Kelly has an interesting post about memory-mapped files and the cloud. This is in response to a comment on my post where I stated that we don’t reserve space up front in Voron because we support cloud providers that charge per storage.
From Kelly’s post, I assume she thinks about running it herself on her own cloud instances, and that is what her pricing indicates. Indeed, if you want to get a 100GB cloud disk from pretty much anywhere, you’ll pay for the full 100GB disk from day one. But that isn’t the scenario that I actually had in mind.
I was thinking about the cloud providers. Imagine that you want to go to RavenHQ, and get a database there. You sign up for a two GB plan, and all is great. Except that, on the very first write, we allocate a fixed 10 GB, and you start paying overage charges. This isn’t what you pay when you run on your own hardware. This is what you would have to deal with as a cloud DBaaS provider, and as a consumer of such a service.
That aside, let me deal a bit with the issues of memory-mapped files and sparse files. I created six sparse files, each of them 128 GB in size, in my E drive.
As you can see, this is a 300 GB disk, but I just “allocated” 640GB of space in it.
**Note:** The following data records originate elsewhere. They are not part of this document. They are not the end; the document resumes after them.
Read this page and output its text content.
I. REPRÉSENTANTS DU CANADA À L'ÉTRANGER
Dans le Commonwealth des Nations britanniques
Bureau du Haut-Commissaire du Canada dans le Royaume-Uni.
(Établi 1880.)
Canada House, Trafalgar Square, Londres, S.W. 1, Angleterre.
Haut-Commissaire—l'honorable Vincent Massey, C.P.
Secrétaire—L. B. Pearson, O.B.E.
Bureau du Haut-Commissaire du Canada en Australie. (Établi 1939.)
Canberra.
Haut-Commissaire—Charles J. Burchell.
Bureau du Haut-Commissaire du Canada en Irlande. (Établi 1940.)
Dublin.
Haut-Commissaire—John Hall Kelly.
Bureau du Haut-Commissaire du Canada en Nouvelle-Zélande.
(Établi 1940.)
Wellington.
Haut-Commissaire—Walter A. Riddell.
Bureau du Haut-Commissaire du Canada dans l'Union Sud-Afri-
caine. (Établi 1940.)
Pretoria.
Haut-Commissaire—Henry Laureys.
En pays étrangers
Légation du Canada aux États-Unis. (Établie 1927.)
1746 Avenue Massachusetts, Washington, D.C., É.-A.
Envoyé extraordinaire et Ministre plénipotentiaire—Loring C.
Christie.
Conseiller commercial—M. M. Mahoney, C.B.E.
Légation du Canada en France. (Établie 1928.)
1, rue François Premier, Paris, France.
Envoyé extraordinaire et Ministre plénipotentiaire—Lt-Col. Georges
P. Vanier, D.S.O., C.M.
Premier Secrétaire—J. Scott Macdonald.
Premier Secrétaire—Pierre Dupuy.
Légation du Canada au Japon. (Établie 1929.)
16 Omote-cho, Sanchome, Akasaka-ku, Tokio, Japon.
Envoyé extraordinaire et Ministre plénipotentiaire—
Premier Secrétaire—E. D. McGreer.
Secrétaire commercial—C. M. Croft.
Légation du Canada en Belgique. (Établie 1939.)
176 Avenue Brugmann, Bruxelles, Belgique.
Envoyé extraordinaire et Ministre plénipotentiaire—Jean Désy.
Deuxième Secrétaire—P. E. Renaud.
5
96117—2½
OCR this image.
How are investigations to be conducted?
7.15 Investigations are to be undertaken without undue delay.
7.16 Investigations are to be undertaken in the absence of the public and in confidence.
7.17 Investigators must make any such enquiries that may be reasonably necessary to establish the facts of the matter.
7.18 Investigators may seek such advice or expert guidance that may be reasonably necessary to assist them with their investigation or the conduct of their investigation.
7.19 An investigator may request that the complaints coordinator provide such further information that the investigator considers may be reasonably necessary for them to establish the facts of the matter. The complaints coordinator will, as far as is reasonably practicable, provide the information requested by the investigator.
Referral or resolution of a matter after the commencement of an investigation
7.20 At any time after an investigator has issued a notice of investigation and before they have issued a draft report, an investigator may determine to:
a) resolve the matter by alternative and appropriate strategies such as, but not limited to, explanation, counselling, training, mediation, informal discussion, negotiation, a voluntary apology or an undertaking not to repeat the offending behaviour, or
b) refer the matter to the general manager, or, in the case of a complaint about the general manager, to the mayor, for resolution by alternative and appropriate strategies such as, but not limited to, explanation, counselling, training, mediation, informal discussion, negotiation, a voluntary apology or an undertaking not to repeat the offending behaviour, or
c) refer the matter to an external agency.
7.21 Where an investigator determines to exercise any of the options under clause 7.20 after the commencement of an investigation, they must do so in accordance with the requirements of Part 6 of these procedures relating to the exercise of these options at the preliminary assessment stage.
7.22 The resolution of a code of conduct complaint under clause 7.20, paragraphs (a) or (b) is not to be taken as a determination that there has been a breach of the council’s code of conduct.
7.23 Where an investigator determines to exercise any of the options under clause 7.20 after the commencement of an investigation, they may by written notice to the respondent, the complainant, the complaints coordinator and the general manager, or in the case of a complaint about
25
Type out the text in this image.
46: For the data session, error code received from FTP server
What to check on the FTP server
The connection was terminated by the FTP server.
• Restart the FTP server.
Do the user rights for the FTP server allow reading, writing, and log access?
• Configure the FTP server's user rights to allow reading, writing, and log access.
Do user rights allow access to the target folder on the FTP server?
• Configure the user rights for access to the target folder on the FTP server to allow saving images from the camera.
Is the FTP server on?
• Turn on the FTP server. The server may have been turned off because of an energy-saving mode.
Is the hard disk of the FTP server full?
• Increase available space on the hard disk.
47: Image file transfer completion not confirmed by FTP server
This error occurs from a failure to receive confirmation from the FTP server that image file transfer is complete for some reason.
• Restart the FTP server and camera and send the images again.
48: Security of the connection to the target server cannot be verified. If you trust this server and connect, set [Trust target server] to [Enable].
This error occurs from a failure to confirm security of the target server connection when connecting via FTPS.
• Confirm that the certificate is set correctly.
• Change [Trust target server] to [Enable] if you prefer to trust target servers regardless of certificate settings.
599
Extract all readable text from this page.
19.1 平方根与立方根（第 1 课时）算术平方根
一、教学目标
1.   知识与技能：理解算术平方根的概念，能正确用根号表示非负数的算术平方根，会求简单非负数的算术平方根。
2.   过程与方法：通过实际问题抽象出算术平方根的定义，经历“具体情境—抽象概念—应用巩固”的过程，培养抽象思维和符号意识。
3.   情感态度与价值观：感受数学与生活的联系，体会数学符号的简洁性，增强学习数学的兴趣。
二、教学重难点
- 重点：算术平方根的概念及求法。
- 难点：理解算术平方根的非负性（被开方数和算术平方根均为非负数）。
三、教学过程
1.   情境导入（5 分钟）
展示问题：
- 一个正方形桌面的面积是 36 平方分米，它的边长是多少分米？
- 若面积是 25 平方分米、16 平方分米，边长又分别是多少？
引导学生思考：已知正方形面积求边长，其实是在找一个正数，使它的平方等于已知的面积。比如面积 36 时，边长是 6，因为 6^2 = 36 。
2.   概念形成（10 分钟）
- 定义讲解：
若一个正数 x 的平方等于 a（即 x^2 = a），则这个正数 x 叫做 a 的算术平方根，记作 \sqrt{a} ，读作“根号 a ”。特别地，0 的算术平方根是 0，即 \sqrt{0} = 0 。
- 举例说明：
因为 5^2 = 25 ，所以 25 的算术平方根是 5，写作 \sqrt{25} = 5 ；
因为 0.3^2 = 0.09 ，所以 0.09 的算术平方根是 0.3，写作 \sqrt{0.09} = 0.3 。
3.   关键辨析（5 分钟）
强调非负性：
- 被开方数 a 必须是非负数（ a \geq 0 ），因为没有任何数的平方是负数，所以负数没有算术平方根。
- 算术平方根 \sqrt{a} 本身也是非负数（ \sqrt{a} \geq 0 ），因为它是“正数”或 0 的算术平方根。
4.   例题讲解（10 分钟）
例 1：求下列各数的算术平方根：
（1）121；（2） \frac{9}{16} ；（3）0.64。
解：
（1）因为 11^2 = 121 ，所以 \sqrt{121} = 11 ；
This also shows that there has been no reservation of space on the disk. In fact, it is entirely possible to create files that are entirely too big for the volume they are located on.
I did a lot of testing with MMAP files and sparseness, and I came to the conclusion that you can’t trust it. You especially can’t trust it in a cloud scenario.
But, why? Well, imagine a scenario where you need to use a new page, and the file system needs to allocate one for you. At this point, it needs to find an available page. That might fail, and let's imagine that this fails because there's no free space, because that is easiest.
What happens then? Well, you aren’t accessing things via an API, so there isn’t an error code it can return or an exception to be thrown.
In Windows, it will use the standard exception handler to throw the error. In Linux, that will probably generate a SIVXXX error. Now, to make things interesting, this may not actually happen when you are writing to the newly reserved page, it may be deferred by the OS to a later point in time (or if you call msync or FlushViewOfFile). At any rate, that means that at some point the OS is going to wake up and realize that it promised something it can’t deliver, and in that point (which, again, may be later than the point you actually wrote to that page) you are going to find yourself in a very interesting situation. I’ve actually tested that scenario, and it isn’t a good one form the point of view of reliability. You really don’t want to get there, because then all bets are off with regards to what happens to the data you wrote. And you can’t even do graceful error handling at that point, because you might be past the point.
Considering the fact that a full disk is one of those things that you really need to be aware about, you can’t really trust this intersection of features.